This project focuses on collecting data from different newspapers from a particular region so that an analysis can be made and salient topics can be extracted. These topics can be used to show relevant information about the current trends of that region.
Articles pertaining to Bangalore were used for analysis. The required articles were scraped from two different newspapers:
- Deccan Herald
- The Indian Express
Data from August 2018 to June 2019 was scraped, extracted, cleaned and stored in a CSV(Comma Separated Values) format. Special attention was taken to remove duplicates which may have occured while scraping
The model used for training and clustering data is LDA(Latent Dirichlet Allocation) whose description can be found here. Clusters of the topics were formed which were then used to classify each of the articles into a given cluster using probability distribution of words in a cluster.

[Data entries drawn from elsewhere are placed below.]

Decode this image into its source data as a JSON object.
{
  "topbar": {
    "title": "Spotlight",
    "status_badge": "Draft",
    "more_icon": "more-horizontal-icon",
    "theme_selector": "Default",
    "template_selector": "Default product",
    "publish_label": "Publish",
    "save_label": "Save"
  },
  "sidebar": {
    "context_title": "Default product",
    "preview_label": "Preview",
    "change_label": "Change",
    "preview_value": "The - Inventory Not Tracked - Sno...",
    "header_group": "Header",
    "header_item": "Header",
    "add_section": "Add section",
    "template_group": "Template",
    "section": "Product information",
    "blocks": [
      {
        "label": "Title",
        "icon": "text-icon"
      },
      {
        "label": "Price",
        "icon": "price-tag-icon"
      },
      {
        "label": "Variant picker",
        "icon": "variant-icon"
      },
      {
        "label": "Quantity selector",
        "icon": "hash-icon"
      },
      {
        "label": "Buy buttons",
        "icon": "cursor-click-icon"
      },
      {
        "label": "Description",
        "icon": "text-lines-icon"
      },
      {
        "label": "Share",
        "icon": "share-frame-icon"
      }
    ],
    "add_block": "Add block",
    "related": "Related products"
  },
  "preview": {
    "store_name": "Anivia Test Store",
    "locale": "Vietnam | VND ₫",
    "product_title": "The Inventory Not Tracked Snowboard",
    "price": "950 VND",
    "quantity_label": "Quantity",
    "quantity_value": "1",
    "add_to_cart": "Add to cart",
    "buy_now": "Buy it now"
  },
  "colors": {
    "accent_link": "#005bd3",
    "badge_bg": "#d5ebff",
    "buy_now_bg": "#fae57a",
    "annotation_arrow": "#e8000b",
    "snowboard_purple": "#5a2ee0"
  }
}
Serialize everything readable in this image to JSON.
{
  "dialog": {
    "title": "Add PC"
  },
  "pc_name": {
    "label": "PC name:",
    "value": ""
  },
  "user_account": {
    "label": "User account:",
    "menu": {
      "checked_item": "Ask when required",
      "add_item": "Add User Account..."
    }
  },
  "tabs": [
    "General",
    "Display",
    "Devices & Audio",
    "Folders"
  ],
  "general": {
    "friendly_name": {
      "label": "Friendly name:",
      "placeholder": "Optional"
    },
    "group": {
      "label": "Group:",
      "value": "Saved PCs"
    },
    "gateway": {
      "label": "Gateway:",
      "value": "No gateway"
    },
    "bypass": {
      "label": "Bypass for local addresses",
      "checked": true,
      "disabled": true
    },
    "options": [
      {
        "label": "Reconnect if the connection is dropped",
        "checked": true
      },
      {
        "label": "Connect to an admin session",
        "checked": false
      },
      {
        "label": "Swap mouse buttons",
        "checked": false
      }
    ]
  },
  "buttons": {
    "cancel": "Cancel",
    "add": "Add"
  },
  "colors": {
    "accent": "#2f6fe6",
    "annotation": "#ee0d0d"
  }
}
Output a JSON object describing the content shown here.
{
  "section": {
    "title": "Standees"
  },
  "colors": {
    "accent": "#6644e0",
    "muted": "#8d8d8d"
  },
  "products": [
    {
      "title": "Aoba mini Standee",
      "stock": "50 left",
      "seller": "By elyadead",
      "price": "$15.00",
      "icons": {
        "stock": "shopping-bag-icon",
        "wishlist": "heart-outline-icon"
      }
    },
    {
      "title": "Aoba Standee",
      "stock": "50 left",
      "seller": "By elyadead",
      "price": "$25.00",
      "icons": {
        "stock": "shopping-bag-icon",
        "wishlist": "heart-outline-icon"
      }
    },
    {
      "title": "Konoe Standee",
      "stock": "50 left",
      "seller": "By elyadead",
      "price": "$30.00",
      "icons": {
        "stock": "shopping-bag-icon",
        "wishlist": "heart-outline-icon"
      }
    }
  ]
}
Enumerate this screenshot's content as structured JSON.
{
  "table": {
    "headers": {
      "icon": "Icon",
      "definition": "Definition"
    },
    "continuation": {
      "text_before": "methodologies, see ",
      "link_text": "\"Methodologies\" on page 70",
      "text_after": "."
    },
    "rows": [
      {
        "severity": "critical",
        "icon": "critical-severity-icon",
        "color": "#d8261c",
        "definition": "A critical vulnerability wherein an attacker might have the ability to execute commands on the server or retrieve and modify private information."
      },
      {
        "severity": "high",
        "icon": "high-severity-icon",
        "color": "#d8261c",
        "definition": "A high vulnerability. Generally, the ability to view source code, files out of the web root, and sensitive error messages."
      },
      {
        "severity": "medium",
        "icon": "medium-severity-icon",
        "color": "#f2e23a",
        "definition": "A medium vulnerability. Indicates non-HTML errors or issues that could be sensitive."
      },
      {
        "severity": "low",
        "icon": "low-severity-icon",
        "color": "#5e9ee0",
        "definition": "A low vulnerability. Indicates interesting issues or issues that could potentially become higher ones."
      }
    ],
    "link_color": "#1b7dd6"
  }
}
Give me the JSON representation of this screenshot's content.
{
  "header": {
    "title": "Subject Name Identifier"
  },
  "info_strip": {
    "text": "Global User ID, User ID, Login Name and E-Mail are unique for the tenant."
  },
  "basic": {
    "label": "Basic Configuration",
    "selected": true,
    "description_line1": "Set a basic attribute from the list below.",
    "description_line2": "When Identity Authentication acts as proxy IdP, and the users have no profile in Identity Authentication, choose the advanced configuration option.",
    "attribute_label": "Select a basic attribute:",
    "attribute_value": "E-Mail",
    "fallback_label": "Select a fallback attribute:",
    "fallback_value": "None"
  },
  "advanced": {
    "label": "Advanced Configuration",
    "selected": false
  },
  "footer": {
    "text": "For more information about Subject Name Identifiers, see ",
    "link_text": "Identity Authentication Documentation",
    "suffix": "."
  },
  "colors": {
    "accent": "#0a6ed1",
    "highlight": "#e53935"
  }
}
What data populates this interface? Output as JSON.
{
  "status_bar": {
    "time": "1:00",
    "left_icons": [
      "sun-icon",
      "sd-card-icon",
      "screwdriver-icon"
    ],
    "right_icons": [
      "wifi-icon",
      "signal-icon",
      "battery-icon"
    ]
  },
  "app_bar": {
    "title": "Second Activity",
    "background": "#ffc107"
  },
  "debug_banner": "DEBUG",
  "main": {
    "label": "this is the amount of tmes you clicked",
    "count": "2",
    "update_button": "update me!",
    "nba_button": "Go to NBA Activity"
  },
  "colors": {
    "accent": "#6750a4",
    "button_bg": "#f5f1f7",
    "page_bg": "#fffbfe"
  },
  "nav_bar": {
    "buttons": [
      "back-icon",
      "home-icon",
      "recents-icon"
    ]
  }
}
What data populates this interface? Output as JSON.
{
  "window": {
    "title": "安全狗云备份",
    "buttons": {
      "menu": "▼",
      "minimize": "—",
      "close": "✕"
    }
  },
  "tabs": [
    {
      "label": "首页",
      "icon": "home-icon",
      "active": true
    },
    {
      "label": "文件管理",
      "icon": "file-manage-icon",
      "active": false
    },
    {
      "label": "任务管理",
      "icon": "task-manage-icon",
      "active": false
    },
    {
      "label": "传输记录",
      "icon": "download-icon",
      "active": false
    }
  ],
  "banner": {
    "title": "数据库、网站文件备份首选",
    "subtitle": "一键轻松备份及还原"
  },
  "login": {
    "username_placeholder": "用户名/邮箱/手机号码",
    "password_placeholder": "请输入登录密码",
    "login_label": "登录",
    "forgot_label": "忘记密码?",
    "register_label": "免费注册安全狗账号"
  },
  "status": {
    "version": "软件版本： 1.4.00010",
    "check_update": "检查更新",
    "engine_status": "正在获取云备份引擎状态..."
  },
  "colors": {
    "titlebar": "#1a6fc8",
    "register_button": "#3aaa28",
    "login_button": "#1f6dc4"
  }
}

Now a frequency table corresponding to each month was created and can be used as a Supervised Model for future analysis.
The website was created using Web Technologies. For Frontend, the technologies used were:
- HTML5
- CSS3
- JavaScript
- Twitter Bootstrap
For Backend, the technology used was:
- Flask
For data querying, CSV file generated from our model was used. Graphs were plotted using Bokeh Libray in Python and were rendered in the Frontend using Jinga2 Syntax. The Graphs used were namely:
- Frequency Distributions corresponding to each month for a given cluster.
Data of different places can be added and trained using the LDA model. Useful insights, hence, can be generated for those places.